Best for: Users with specific privacy requirements where physical SIM backing matters above all else. Less suitable as a general-purpose primary provider due to thinner documentation and smaller catalog.
Quick Comparison
| Service | Countries | Starting Price | Non-VoIP | API | Payment Options |
| HeroSMS | 180+ | ~$0.008 | Yes | Yes | Crypto, Card, Bank, E-Wallet |
| SMSPool | 150+ | $0.02 | Yes | Yes | Crypto, Card |
| TextVerified | US only | $0.25 | Yes | Yes | Crypto, Card |
| PVAPins | 200+ | Varies | Yes | Yes | Crypto, Card |
| SMS-MAN | 270+ | $0.05 | Yes | Yes | PayPal, Card, Crypto |
| 5SIM | 180+ | $0.008 | Partial | Yes | Crypto, Card |
| OnlineSIM | 90+ | $0.01 | Partial | Yes | Card, Crypto |
| SMSPVA | 60+ | $0.05 | Partial | Yes | Card, Crypto |
| Grizzly SMS | 100+ | $0.04 | Yes | Yes | Crypto, Card |
| Anosim | Limited | Varies | Yes | Limited | Crypto |
What the SMS-Activate Shutdown Actually Taught Us
After running 200+ activations across ten platforms in a single week, a few things became clear that weren’t obvious before.

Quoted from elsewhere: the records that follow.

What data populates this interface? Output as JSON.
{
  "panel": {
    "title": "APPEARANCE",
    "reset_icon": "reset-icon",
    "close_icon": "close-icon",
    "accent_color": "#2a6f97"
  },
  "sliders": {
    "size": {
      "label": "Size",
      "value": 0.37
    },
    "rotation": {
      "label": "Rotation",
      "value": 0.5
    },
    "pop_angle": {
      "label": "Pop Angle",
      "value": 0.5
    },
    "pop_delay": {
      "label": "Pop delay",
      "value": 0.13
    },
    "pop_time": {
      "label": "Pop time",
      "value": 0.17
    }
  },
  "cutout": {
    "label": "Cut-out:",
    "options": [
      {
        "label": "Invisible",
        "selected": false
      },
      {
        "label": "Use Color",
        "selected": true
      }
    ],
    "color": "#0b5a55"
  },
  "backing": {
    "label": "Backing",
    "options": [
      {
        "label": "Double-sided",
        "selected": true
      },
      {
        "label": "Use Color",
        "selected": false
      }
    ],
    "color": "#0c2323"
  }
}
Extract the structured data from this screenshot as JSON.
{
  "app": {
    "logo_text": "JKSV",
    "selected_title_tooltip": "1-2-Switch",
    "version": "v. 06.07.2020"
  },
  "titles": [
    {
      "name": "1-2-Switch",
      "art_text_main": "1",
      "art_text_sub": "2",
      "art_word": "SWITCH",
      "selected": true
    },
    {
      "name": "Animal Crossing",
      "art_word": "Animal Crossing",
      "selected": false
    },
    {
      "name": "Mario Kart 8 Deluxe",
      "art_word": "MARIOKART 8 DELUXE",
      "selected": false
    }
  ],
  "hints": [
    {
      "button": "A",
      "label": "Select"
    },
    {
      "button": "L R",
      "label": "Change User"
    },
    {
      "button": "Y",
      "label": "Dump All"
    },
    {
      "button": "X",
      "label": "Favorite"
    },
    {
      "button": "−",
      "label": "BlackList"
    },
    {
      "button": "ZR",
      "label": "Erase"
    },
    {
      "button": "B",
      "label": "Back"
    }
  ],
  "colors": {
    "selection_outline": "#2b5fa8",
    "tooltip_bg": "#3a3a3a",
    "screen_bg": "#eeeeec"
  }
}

API compatibility compounds. The developers who had scripts built against the SMS-Activate API weren’t just losing a service — they were losing years of tested, reliable code. Any platform that mirrors the original API structure inherits a massive head start. HeroSMS does this by design, which is not a coincidence given its technical origin.
Success rate math is not intuitive. The difference between 97% and 75% sounds like a small gap. At 200 activations per week, it means 50 failures — each requiring retry logic, burning time, and often costing the same as a successful activation. The “cheaper” service frequently ends up more expensive in practice.
The SMS-Activate closure is a reminder, not an anomaly. Services in this niche can disappear with minimal warning and difficult refund conditions. The $30 withdrawal minimum burned a meaningful number of users. Building workflows around a single provider — especially one operating outside your legal jurisdiction — is a single point of failure. Primary provider plus one credible backup is operational hygiene, not over-engineering.
For former SMS-Activate users searching for a familiar experience: HeroSMS is the closest thing to what existed before December 2025, built on the same foundation and meaningfully improved. For everyone else, this list covers every major use case the market currently offers.
Pricing and availability reflect testing conducted in early 2026. Verify current rates directly on each platform before committing.